Management knew it had too much production capacity and, what would be, a largely idle workforce, but it did not want to sacrifice the future of the business when the markets strengthened. More importantly from a strategic perspective, the company realized it had an incredible opportunity. Competitors would be cutting back R&D spending and new product introductions in the face of the worst downturn in 70 years. However, if Krauss Maffei increased its spending on research, development and new product introduction, it could further distance its industry leading technology and products in the market place. Madison invested heavily into the company during this period.
Another key concern of management was that Krauss Maffei’s highly skilled workforce needed to be protected for the future success of Krauss Maffei and its customers. Management, the board, as well as the company’s works council and labor union teamed with the German government to pilot a worker training and retention program that would allow the employees to keep their jobs for better days to come. This program was so successful, that it was eventually rolled out to dozens of other leading German manufacturers as the recession wore on.
Additionally, Krauss Maffei wanted to take its sophisticated technologies to emerging markets. This would also help cushion the workforce from the more severe downturn that was occurring in Western Europe and North America while giving the company a huge opportunity in the future. State-of-the-art facilities and technical centers where built in China and Eastern Europe.

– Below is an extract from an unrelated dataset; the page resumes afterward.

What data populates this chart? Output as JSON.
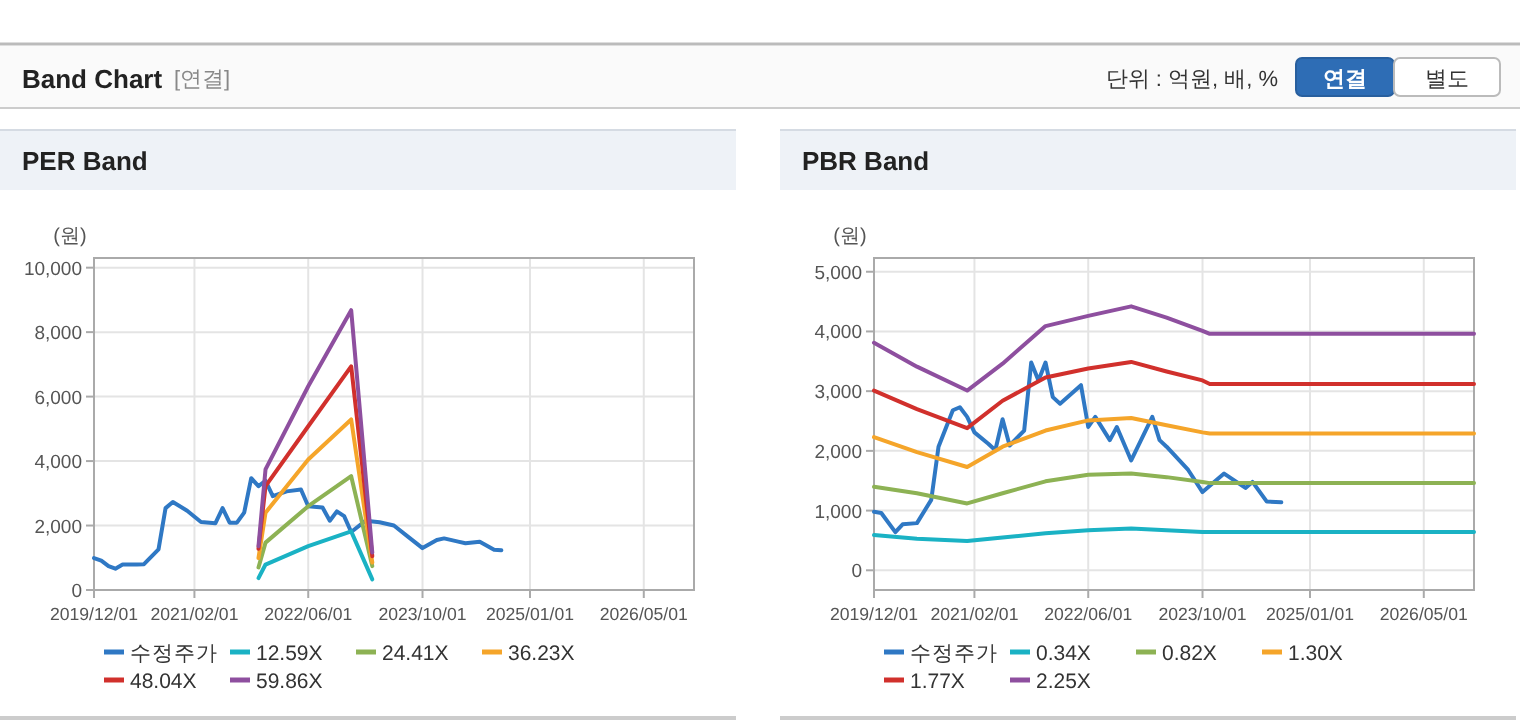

Emerging from the recession, Krauss Maffei introduced a record number of new, award winning system solutions for its customers; recast its focus on system solutions as opposed to independent components (which makes the products more desirable to large, well-capitalized multinationals – cushioning the company from future downturns); created a more global footprint (emerging market revenue increased from 26% to 50% of corporate sales) as well as attained record sales and earnings.
Larry Gies was true to his word and delivered exactly what he said. The Madison team did an excellent job in pulling this transaction together very quickly and thoroughly.